The Retail Council of Canada has added their voice to the Digital Services Tax debate. They, too, are worried about potential consequences.
Yesterday, we reported on the Canadian Chamber of Commerce raising serious concerns about the Digital Services Tax (DST). Like many experts, they worry that the United States will follow through on long warned trade sanctions against Canada should the Canadian government go ahead with this.
Today, we are learning that the Retail Council of Canada is also joining in the growing chorus of voices sounding the alarm over the Digital Services Tax. Like the Canadian Chamber of Commerce, the Retail Council of Canada worries about trade retaliation from the US:
With the passing of Bill C-59, the Fall Economic Statement Implementation Act, retailers worry that new policies contained within the bill, such as a Digital Services Tax, risk hurting our industry and will increase costs for Canadians. Retail Council of Canada (RCC) has always believed that the development of a digital services tax needs to be coordinated with our international partners and should not be applied retroactively.
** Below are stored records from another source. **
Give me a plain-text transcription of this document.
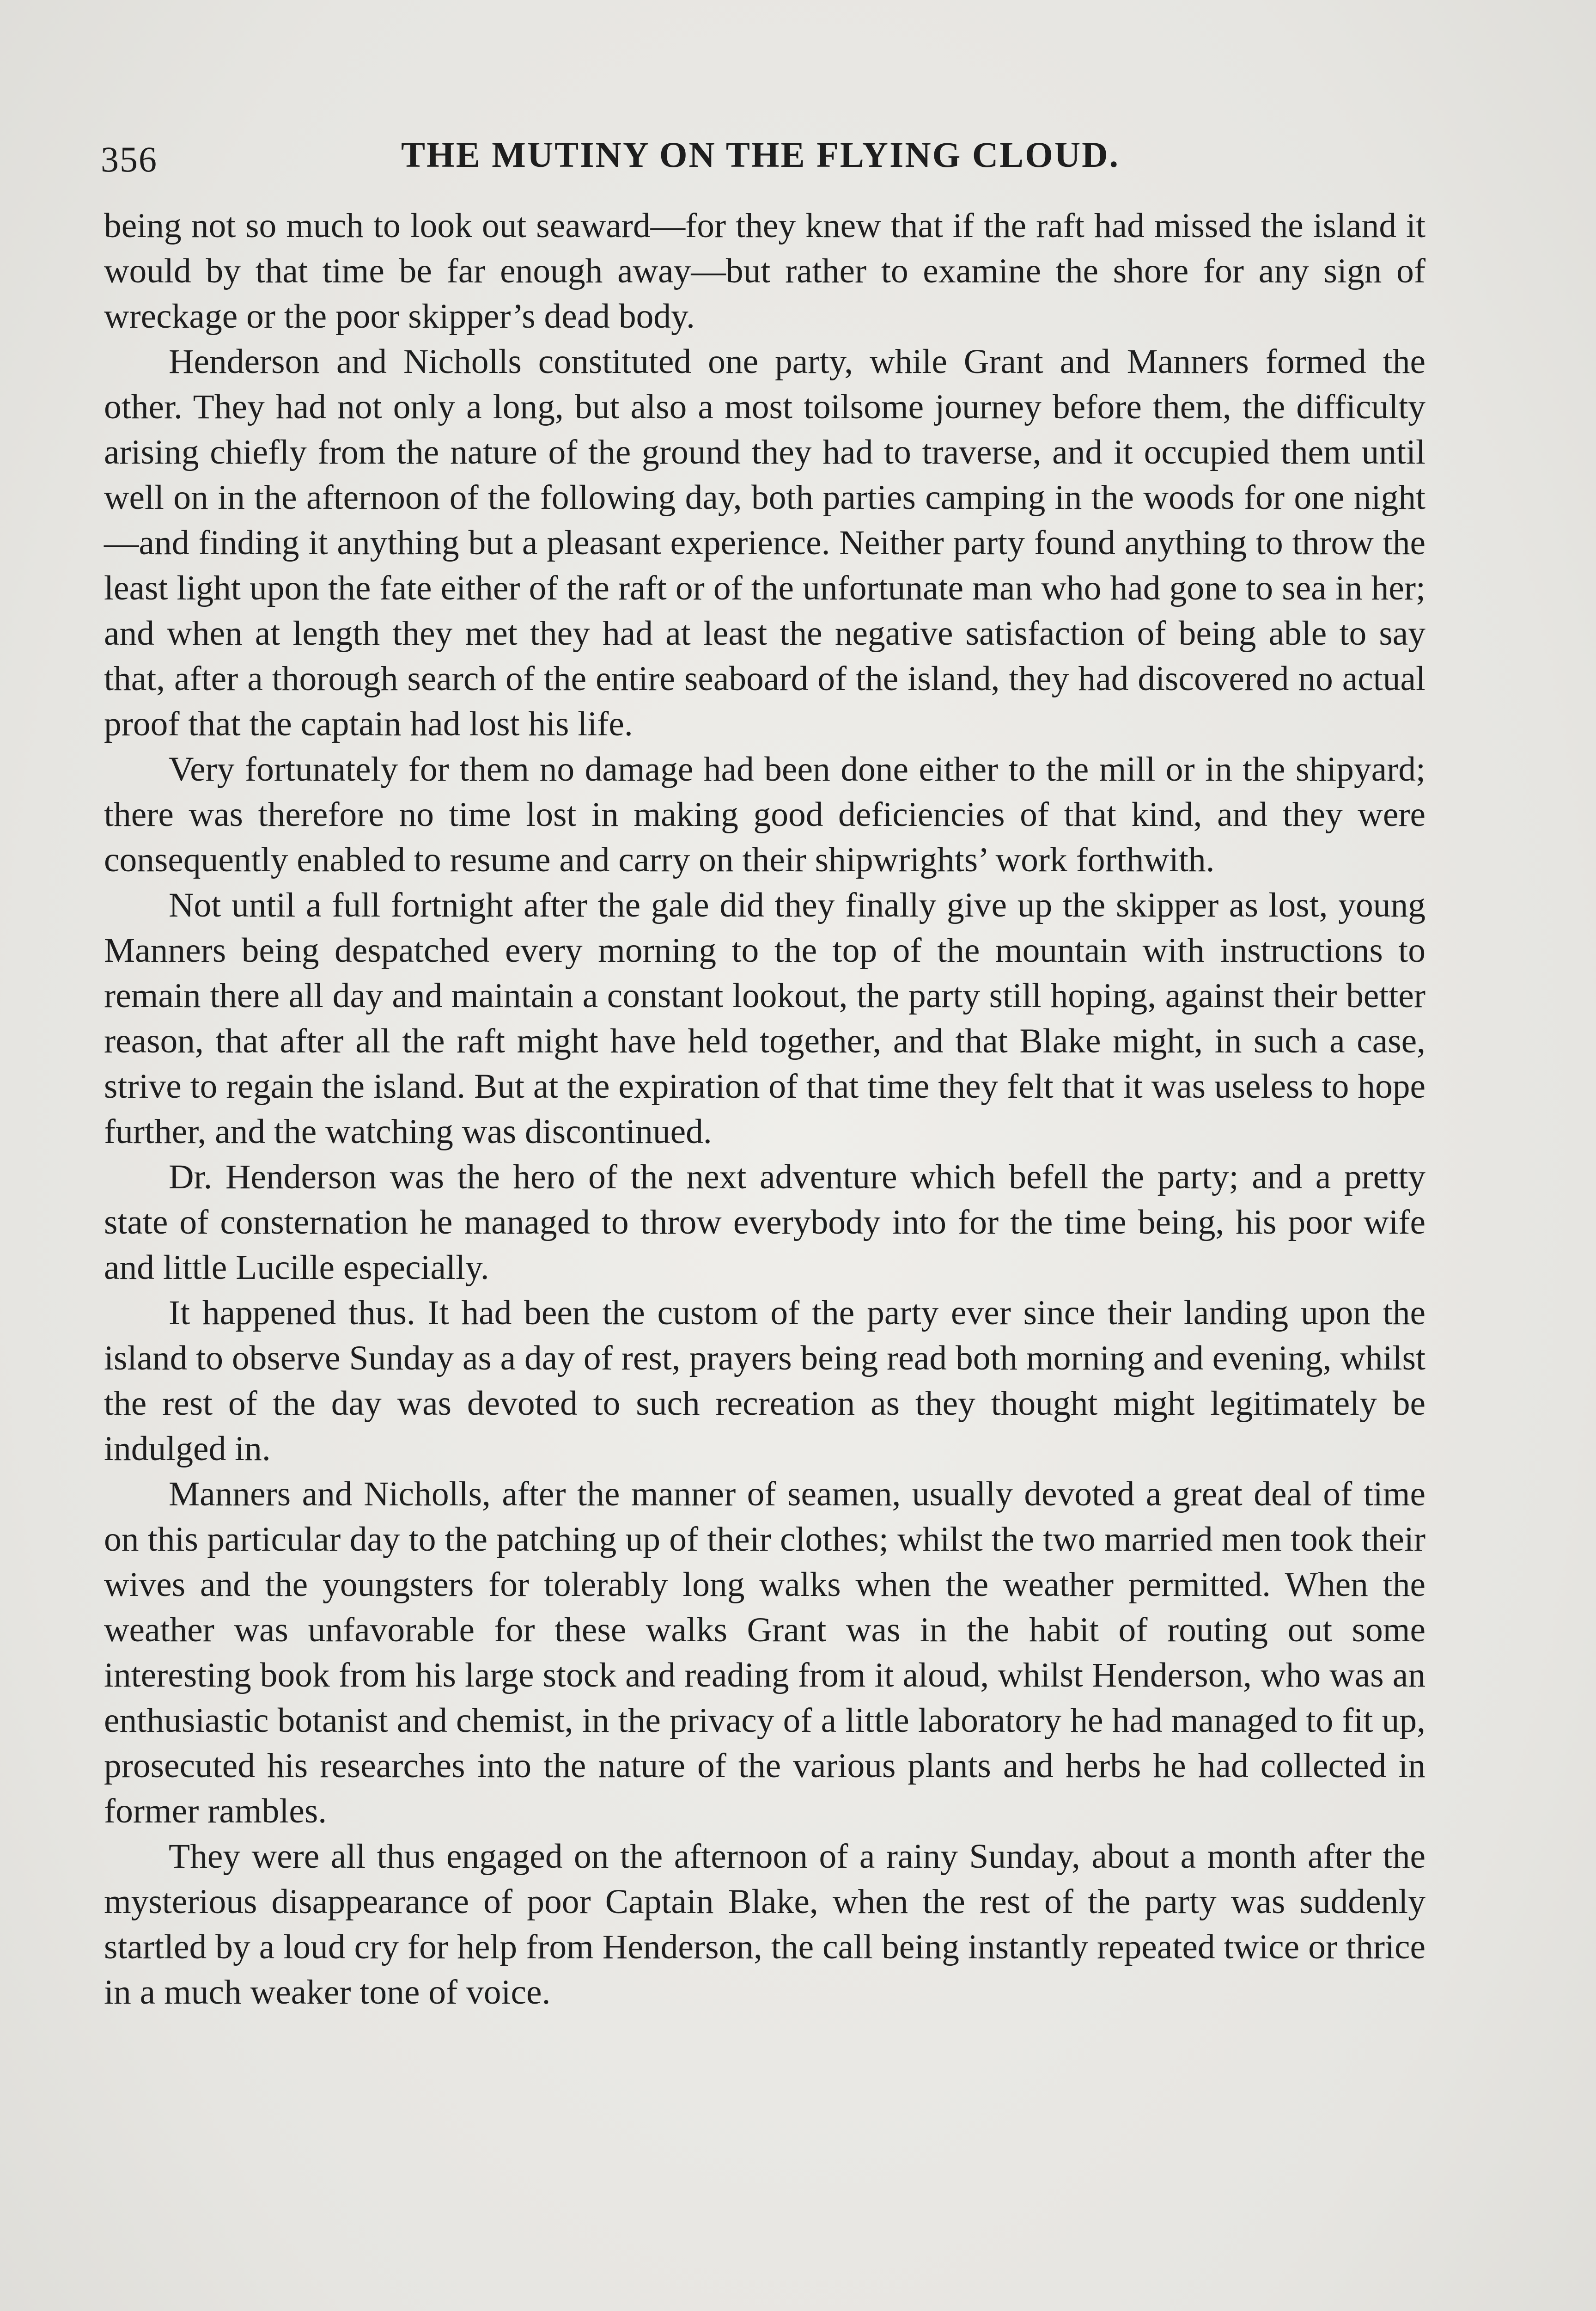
356	THE MUTINY ON THE FLYING CLOUD.

being not so much to look out seaward—for they knew that if the raft had missed the island it would by that time be far enough away—but rather to examine the shore for any sign of wreckage or the poor skipper’s dead body.

Henderson and Nicholls constituted one party, while Grant and Manners formed the other. They had not only a long, but also a most toilsome journey before them, the difficulty arising chiefly from the nature of the ground they had to traverse, and it occupied them until well on in the afternoon of the following day, both parties camping in the woods for one night—and finding it anything but a pleasant experience. Neither party found anything to throw the least light upon the fate either of the raft or of the unfortunate man who had gone to sea in her; and when at length they met they had at least the negative satisfaction of being able to say that, after a thorough search of the entire seaboard of the island, they had discovered no actual proof that the captain had lost his life.

Very fortunately for them no damage had been done either to the mill or in the shipyard; there was therefore no time lost in making good deficiencies of that kind, and they were consequently enabled to resume and carry on their shipwrights’ work forthwith.

Not until a full fortnight after the gale did they finally give up the skipper as lost, young Manners being despatched every morning to the top of the mountain with instructions to remain there all day and maintain a constant lookout, the party still hoping, against their better reason, that after all the raft might have held together, and that Blake might, in such a case, strive to regain the island. But at the expiration of that time they felt that it was useless to hope further, and the watching was discontinued.

Dr. Henderson was the hero of the next adventure which befell the party; and a pretty state of consternation he managed to throw everybody into for the time being, his poor wife and little Lucille especially.

It happened thus. It had been the custom of the party ever since their landing upon the island to observe Sunday as a day of rest, prayers being read both morning and evening, whilst the rest of the day was devoted to such recreation as they thought might legitimately be indulged in.

Manners and Nicholls, after the manner of seamen, usually devoted a great deal of time on this particular day to the patching up of their clothes; whilst the two married men took their wives and the youngsters for tolerably long walks when the weather permitted. When the weather was unfavorable for these walks Grant was in the habit of routing out some interesting book from his large stock and reading from it aloud, whilst Henderson, who was an enthusiastic botanist and chemist, in the privacy of a little laboratory he had managed to fit up, prosecuted his researches into the nature of the various plants and herbs he had collected in former rambles.

They were all thus engaged on the afternoon of a rainy Sunday, about a month after the mysterious disappearance of poor Captain Blake, when the rest of the party was suddenly startled by a loud cry for help from Henderson, the call being instantly repeated twice or thrice in a much weaker tone of voice.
RCC urges the government to commit to negotiations with the United States and other countries to arrive at a harmonized digital services tax, and to work with our industry to ensure other measures contained within Bill C-59 do not end up hurting the Canadian economy.
The debate over the Digital Services Tax is, disturbingly, following the same line of events where experts and organizations are trying to educate, explain, debunk disinformation, try to convince, beg, then get devastated when they are ignored.
Throughout the Online Streaming Act debate (formerly Bill C-11), the Canadian creative community learned how much the law would screw them over. So, they, along with experts, pushed lawmakers to make necessary changes to fix the legislation. Not only were they ignored, but they were repeatedly attacked, gaslighted, and defamed for the crime of trying to defend themselves. The then bill was ultimately passed and is working its way through the CRTC where creators face an uphill battle to convince a lobbyist controlled regulator to spare their livelihoods.
A very similar thing happened with the Online News Act (formerly Bill C-18). Members of the journalism community learned of the bill, freaked out and begged lawmakers not to go through with this. The government ignored both the journalists and experts pointing out the consequences of the legislation and passed the then legislation anyway. While the Online News Act is before the CRTC at this point, the legislation has already resulted in a string of bankruptcies and, for those news businesses who are managing to survive, taking massive hits to their web traffic as a result.
Canadian businesses, understandably, are fearing that they are next on the chopping block. While it is certainly possible that they’ll have more sway on matters, convincing this government to not destroy people’s careers is proving to be an incredibly difficult task. As we more or less wrote yesterday, we can only say good luck getting it through those thick skulls at the government to back off of their approach, you’re going to need it. Success will mean you succeeded where journalists and the Canadian creative community sadly failed.